FROM THE RT HON DAME JOAN A. SAWYER DBE
Dear Bishop Sykes:
(1)It appears that the
learned Governor does not appreciate the fact that the Court of
Appeal’s declaration as well as its judgment are under appeal to the
Privy Council and that the rule of law is that one does not discuss
matters affecting the possible outcome of such an appeal while it is
pending – the subjudice rule. In fact, for the Legislative Assembly to
even attempt to deal with the matter in the existing circumstances,
were it not for the real restraint exercised by some members of the
Legislative Assembly, could be seen as attempting to interfere with the
pending appeal before the Privy Council.
(2) The declaration (which
is not a declaration of right in any sense of that word) was arrived at
without argument and is based on a false premise – that is that the
ECtHR has ruled in favour of there being some kind of general human
right to same sex marriage when in fact and indeed, it has not – see
not only the cases mentioned in my opinion but also those referred to
in the correspondence which Kattina forwarded recently .
(3) Perhaps the Governor is
suggesting that he is following the Rule of Law as set out in the
Declaration of Delhi, 1959 which, in turn , was based on the Universal
Declaration of Human Rights, 1948. If so, he may want to refresh his
memory as to what the rule of law really entails in circumstances such
as at present exists in the Cayman Islands. Where the real issue is the
validity of legislation intended to give to same sex couples the
privileges and status of heterosexual couples, the latter of which is a
right set out in section 14 of the Constitution.

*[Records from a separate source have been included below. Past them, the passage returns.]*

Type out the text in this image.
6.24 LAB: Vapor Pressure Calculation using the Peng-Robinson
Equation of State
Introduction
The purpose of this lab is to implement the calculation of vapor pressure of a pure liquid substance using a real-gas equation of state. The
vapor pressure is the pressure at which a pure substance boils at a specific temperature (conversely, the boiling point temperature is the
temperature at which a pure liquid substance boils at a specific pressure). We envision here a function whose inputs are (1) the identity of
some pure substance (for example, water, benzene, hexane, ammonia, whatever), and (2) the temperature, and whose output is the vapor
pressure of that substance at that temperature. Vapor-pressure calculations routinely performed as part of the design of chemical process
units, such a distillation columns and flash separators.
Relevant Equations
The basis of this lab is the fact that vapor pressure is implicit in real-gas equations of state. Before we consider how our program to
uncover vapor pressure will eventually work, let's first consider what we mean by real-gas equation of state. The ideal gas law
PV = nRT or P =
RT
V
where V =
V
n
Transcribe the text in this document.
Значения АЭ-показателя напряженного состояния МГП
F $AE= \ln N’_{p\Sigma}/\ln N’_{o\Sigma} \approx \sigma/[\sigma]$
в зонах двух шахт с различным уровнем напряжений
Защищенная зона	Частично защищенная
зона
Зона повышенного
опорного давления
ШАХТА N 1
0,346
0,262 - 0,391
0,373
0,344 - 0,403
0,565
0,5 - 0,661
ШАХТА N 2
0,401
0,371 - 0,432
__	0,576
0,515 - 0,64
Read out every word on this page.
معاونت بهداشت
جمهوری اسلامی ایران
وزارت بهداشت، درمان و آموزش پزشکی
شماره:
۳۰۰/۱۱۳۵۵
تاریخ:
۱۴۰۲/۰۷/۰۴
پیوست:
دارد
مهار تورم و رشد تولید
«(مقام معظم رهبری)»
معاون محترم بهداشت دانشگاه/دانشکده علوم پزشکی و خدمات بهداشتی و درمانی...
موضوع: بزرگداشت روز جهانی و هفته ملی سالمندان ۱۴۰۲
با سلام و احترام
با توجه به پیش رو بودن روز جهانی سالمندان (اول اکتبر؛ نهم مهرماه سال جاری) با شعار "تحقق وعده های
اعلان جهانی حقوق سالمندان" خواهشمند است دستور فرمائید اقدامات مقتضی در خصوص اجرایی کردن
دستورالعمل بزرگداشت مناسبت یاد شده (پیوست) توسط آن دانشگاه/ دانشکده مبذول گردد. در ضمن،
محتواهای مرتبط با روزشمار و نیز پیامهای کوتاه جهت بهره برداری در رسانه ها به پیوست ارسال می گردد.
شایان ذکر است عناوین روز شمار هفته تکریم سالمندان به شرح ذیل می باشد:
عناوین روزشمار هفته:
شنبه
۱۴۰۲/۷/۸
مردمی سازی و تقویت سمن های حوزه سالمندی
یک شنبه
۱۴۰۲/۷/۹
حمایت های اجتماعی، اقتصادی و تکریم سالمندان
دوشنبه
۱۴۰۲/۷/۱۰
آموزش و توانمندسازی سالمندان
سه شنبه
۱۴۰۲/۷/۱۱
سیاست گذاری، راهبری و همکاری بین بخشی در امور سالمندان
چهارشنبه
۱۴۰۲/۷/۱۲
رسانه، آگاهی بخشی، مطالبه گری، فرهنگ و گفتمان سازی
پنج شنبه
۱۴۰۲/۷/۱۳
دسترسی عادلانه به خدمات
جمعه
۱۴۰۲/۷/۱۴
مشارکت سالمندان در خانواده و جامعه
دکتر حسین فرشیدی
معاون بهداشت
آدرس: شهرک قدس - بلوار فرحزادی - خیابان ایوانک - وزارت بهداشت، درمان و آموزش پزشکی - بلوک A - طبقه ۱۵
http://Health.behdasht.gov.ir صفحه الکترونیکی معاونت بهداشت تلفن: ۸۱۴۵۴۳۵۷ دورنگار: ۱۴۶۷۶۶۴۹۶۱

He is also ignoring
the facts that the decision in Campbell v Hall (1774) 1 Cowp. 204 was
to the effect that there is no prerogative power to legislate for a
Colony with a representative assembly – such as the Cayman Islands have
and the fact that he would be purporting to exercise a prerogative
power to legislate for the Cayman Islands and on an issue that is
expressly reserved to the Legislative Assembly – section 23 of the
Constitution.
(4) It may appear to
reasonable persons that the learned Governor made a decision based on
his own interpretation of what transpired in Cayman Islands Legislative
Assembly and, without considering the wider implications of his
precipitate action decided that he would take the bull by the horns and
force the people of the Cayman Islands to accept a statute that was not
approved by their representatives in the Legislative Assembly and
which, will, no matter what he contends, be at variance with section 14
of the Constitution as he is attempting to do indirectly that which
cannot be done directly – Ladore v Bennett cited earlier.
(5) Has the Governor
considered that even if he were to purport to enact the Domestic
Partnership Bill, in a form which was not before the Legislative
Assembly, it may well be open to any citizen of the Cayman Islands, or
group of such citizens, to challenge the validity of the Bill so
enacted in the Grand Court and to take such challenge all the way to
the Privy Council.
I believe that God will triumph and not the Governor.